Müller kommt nun die Aufgabe zu, sich möglichst schnell in diesem Geflecht der strapazierten Befindlichkeiten zurechtzufinden. Jede Trainingseinheit hat er dazu seit seinem offiziellen Amtsantritt am vergangenen Donnerstag verfolgt, sich ständig mit Markus Babbel und dessen Assistenten Rainer Widmayer ausgetauscht und auch eine Mannschaftsansprache gehalten. Das Ergebnis: der erste Saisonsieg.

Dienstreise zu den Wurzeln: nach Stuttgart

Wobei Müller nicht so vermessen ist, diesen für sich in Anspruch zu nehmen. „Das Trainerteam hat einen klaren Plan ausgegeben, und dieser wurde von der Mannschaft leidenschaftlich umgesetzt“, sagt Müller, dessen erste Dienstreise ihn am Mittwoch zu seinen fußballerischen Wurzeln führt: den VfB Stuttgart.

Doch so wohltuend Müllers Art nach innen wirkt, so argwöhnisch wird er von außen betrachtet. Denn ihm wird eine gewisse Nähe zu der Spieleragentur Rogon und dessen Chef Roger Wittmann nachgesagt. Und wer den Manager von 1899 aus der Reserve locken will, braucht ihn nur auf dieses Verhältnis anzusprechen. „Das langweilt mich“, sagt Müller dann zwar, aber es wird unmittelbar danach klar, dass es ihn vielmehr ärgert, „weil da Unwahrheiten und Halbwahrheiten“ kursieren.

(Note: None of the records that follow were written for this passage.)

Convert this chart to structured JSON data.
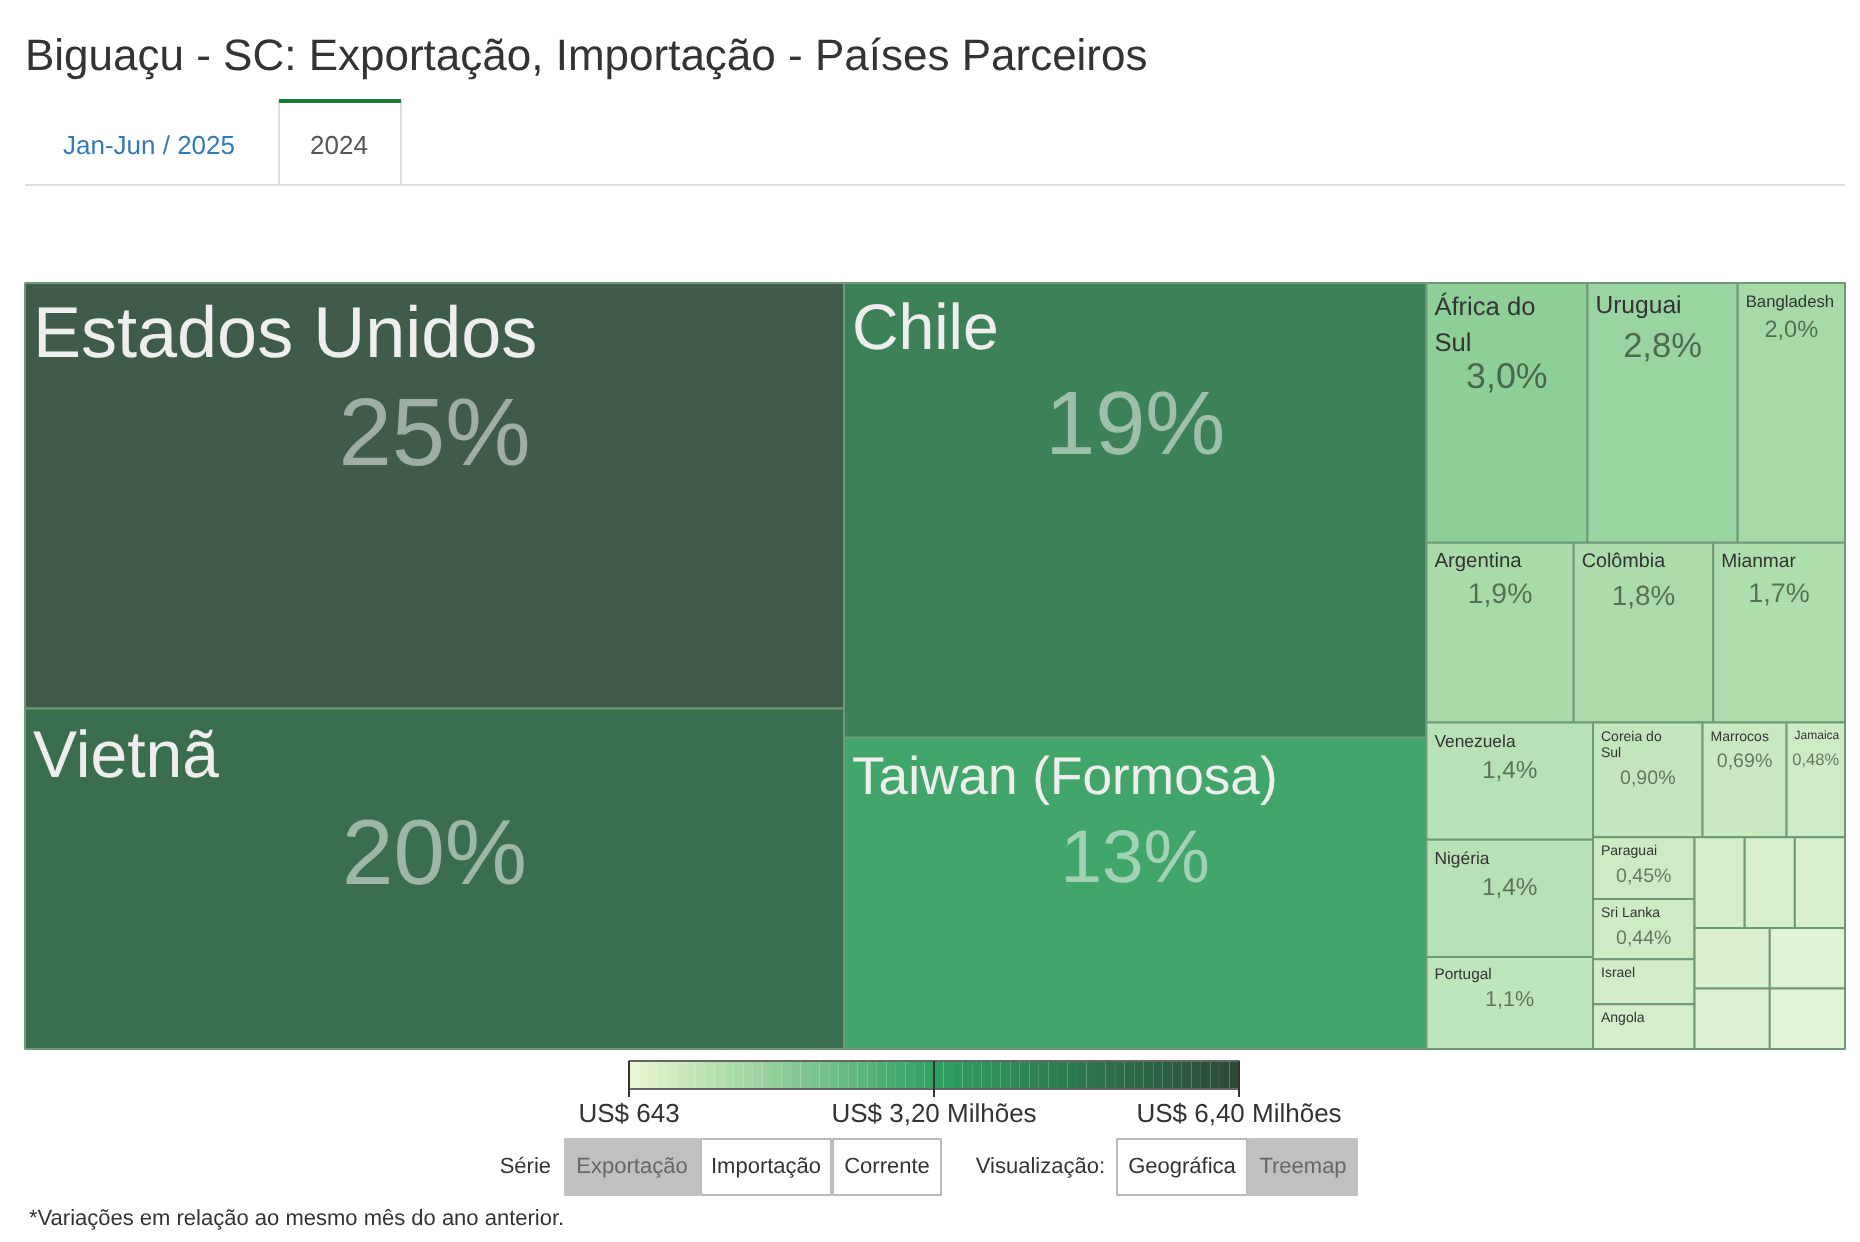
{
  "chart_data": {
    "type": "other",
    "title": "Biguaçu - SC: Exportação, Importação - Países Parceiros",
    "categories": [
      "Estados Unidos",
      "Vietnã",
      "Chile",
      "Taiwan (Formosa)",
      "África do Sul",
      "Uruguai",
      "Bangladesh",
      "Argentina",
      "Colômbia",
      "Mianmar",
      "Venezuela",
      "Nigéria",
      "Portugal",
      "Coreia do Sul",
      "Marrocos",
      "Jamaica",
      "Paraguai",
      "Sri Lanka",
      "Israel",
      "Angola",
      null,
      null,
      null,
      null,
      null,
      null,
      null
    ],
    "values": [
      25,
      20,
      19,
      13,
      3.0,
      2.8,
      2.0,
      1.9,
      1.8,
      1.7,
      1.4,
      1.4,
      1.1,
      0.9,
      0.69,
      0.48,
      0.45,
      0.44,
      null,
      null,
      null,
      null,
      null,
      null,
      null,
      null,
      null
    ],
    "value_labels": [
      "25%",
      "20%",
      "19%",
      "13%",
      "3,0%",
      "2,8%",
      "2,0%",
      "1,9%",
      "1,8%",
      "1,7%",
      "1,4%",
      "1,4%",
      "1,1%",
      "0,90%",
      "0,69%",
      "0,48%",
      "0,45%",
      "0,44%",
      null,
      null,
      null,
      null,
      null,
      null,
      null,
      null,
      null
    ],
    "colors": [
      "#3e5c49",
      "#3b6e4f",
      "#3c8157",
      "#42a56a",
      "#8ecf98",
      "#9ad5a1",
      "#a6daa7",
      "#a9dba9",
      "#acdcab",
      "#aedead",
      "#b8e2b5",
      "#b8e2b5",
      "#bfe5ba",
      "#c3e6bd",
      "#c9e9c1",
      "#cdebc4",
      "#ceecc4",
      "#ceecc4",
      "#d2edc7",
      "#d3eec8",
      "#d5efca",
      "#d7efcb",
      "#d8f0cc",
      "#dbf1ce",
      "#ddf2d0",
      "#e0f3d2",
      "#e2f4d3"
    ],
    "annotations": [
      "Jan-Jun / 2025",
      "2024",
      "Série",
      "Exportação",
      "Importação",
      "Corrente",
      "Visualização:",
      "Geográfica",
      "Treemap",
      "*Variações em relação ao mesmo mês do ano anterior.",
      "US$ 643",
      "US$ 3,20 Milhões",
      "US$ 6,40 Milhões"
    ]
  }
}
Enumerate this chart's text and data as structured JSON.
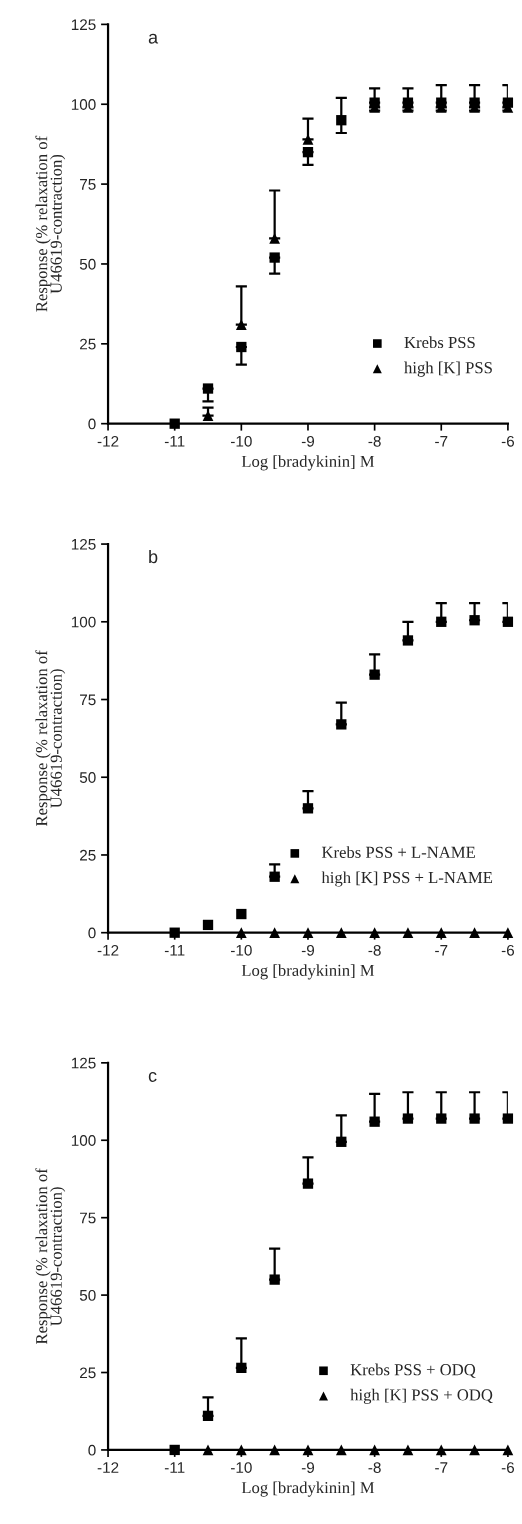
{
  "chart_data": [
    {
      "type": "scatter",
      "annotations": [
        "a"
      ],
      "xlabel": "Log [bradykinin] M",
      "ylabel": "Response (% relaxation of\nU46619-contraction)",
      "x": [
        -11,
        -10.5,
        -10,
        -9.5,
        -9,
        -8.5,
        -8,
        -7.5,
        -7,
        -6.5,
        -6
      ],
      "xlim": [
        -12,
        -6
      ],
      "xticks": [
        -12,
        -11,
        -10,
        -9,
        -8,
        -7,
        -6
      ],
      "ylim": [
        0,
        125
      ],
      "yticks": [
        0,
        25,
        50,
        75,
        100,
        125
      ],
      "grid": false,
      "legend": "bottom right",
      "series": [
        {
          "name": "Krebs PSS",
          "color": "#000000",
          "marker": "square",
          "values": [
            0,
            11,
            24,
            52,
            85,
            95,
            100.5,
            100.5,
            100.5,
            100.5,
            100.5
          ],
          "errors": [
            null,
            [
              7,
              11
            ],
            [
              18.5,
              24
            ],
            [
              47,
              52
            ],
            [
              81,
              85
            ],
            [
              91,
              102
            ],
            [
              100.5,
              105
            ],
            [
              100.5,
              105
            ],
            [
              100.5,
              106
            ],
            [
              100.5,
              106
            ],
            [
              100.5,
              106
            ]
          ]
        },
        {
          "name": "high [K] PSS",
          "color": "#000000",
          "marker": "triangle",
          "values": [
            null,
            2.5,
            31,
            58,
            89,
            null,
            99,
            99,
            99,
            99,
            99
          ],
          "errors": [
            null,
            [
              2.5,
              5
            ],
            [
              31,
              43
            ],
            [
              58,
              73
            ],
            [
              89,
              95.5
            ],
            null,
            [
              98,
              99
            ],
            [
              98,
              99
            ],
            [
              98,
              99
            ],
            [
              98,
              99
            ],
            [
              98,
              99
            ]
          ]
        }
      ]
    },
    {
      "type": "scatter",
      "annotations": [
        "b"
      ],
      "xlabel": "Log [bradykinin] M",
      "ylabel": "Response (% relaxation of\nU46619-contraction)",
      "x": [
        -11,
        -10.5,
        -10,
        -9.5,
        -9,
        -8.5,
        -8,
        -7.5,
        -7,
        -6.5,
        -6
      ],
      "xlim": [
        -12,
        -6
      ],
      "xticks": [
        -12,
        -11,
        -10,
        -9,
        -8,
        -7,
        -6
      ],
      "ylim": [
        0,
        125
      ],
      "yticks": [
        0,
        25,
        50,
        75,
        100,
        125
      ],
      "grid": false,
      "legend": "bottom right",
      "series": [
        {
          "name": "Krebs PSS + L-NAME",
          "color": "#000000",
          "marker": "square",
          "values": [
            0,
            2.5,
            6,
            18,
            40,
            67,
            83,
            94,
            100,
            100.5,
            100
          ],
          "errors": [
            null,
            null,
            null,
            [
              18,
              22
            ],
            [
              40,
              45.5
            ],
            [
              67,
              74
            ],
            [
              83,
              89.5
            ],
            [
              94,
              100
            ],
            [
              100,
              106
            ],
            [
              100.5,
              106
            ],
            [
              100,
              106
            ]
          ]
        },
        {
          "name": "high [K] PSS + L-NAME",
          "color": "#000000",
          "marker": "triangle",
          "values": [
            null,
            null,
            0,
            0,
            0,
            0,
            0,
            0,
            0,
            0,
            0
          ]
        }
      ]
    },
    {
      "type": "scatter",
      "annotations": [
        "c"
      ],
      "xlabel": "Log [bradykinin] M",
      "ylabel": "Response (% relaxation of\nU46619-contraction)",
      "x": [
        -11,
        -10.5,
        -10,
        -9.5,
        -9,
        -8.5,
        -8,
        -7.5,
        -7,
        -6.5,
        -6
      ],
      "xlim": [
        -12,
        -6
      ],
      "xticks": [
        -12,
        -11,
        -10,
        -9,
        -8,
        -7,
        -6
      ],
      "ylim": [
        0,
        125
      ],
      "yticks": [
        0,
        25,
        50,
        75,
        100,
        125
      ],
      "grid": false,
      "legend": "bottom right",
      "series": [
        {
          "name": "Krebs PSS + ODQ",
          "color": "#000000",
          "marker": "square",
          "values": [
            0,
            11,
            26.5,
            55,
            86,
            99.5,
            106,
            107,
            107,
            107,
            107
          ],
          "errors": [
            null,
            [
              11,
              17
            ],
            [
              26.5,
              36
            ],
            [
              55,
              65
            ],
            [
              86,
              94.5
            ],
            [
              99.5,
              108
            ],
            [
              106,
              115
            ],
            [
              107,
              115.5
            ],
            [
              107,
              115.5
            ],
            [
              107,
              115.5
            ],
            [
              107,
              115.5
            ]
          ]
        },
        {
          "name": "high [K] PSS + ODQ",
          "color": "#000000",
          "marker": "triangle",
          "values": [
            null,
            0,
            0,
            0,
            0,
            0,
            0,
            0,
            0,
            0,
            0
          ]
        }
      ]
    }
  ]
}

Eine Frage von Nähe und Distanz

Wahr ist, dass Müller während seiner Schalker Managerzeit bis 2009 reichlich Spielerverpflichtungen über Rogon abwickelte. „Doch dabei ging es immer nur um Qualität“, sagt der 49-Jährige. „Wenn ein Roger Wittmann Spieler wie Marcelo Bordon, Kevin Kuranyi, Lincoln oder Ailton teilweise ablösefrei bringen kann, dann muss man sich damit beschäftigen.“

Gegen den Vorwurf der Klüngelei wehrt sich Müller aber vehement, so wie sich die Clubführung dagegen verwahrt, dass Wittmann bei Müllers Verpflichtung eine Rolle gespielt habe. Den Kontakt stellte der Geschäftsmann Jürgen Harder her, wie Wittmann einer aus Hopps privatem Netzwerk.

Und es ist nicht schwer zu erahnen, dass die Frage der Nähe beziehungsweise Distanz zu den handelnden Figuren Müllers Anfangszeit in Hoffenheim bestimmen wird. Heranrücken will Müller jedenfalls an die Fans. Mit einigen Vertretern von ihnen trifft er sich morgen, schließlich will Müller „ein Manager zum Anfassen“ sein.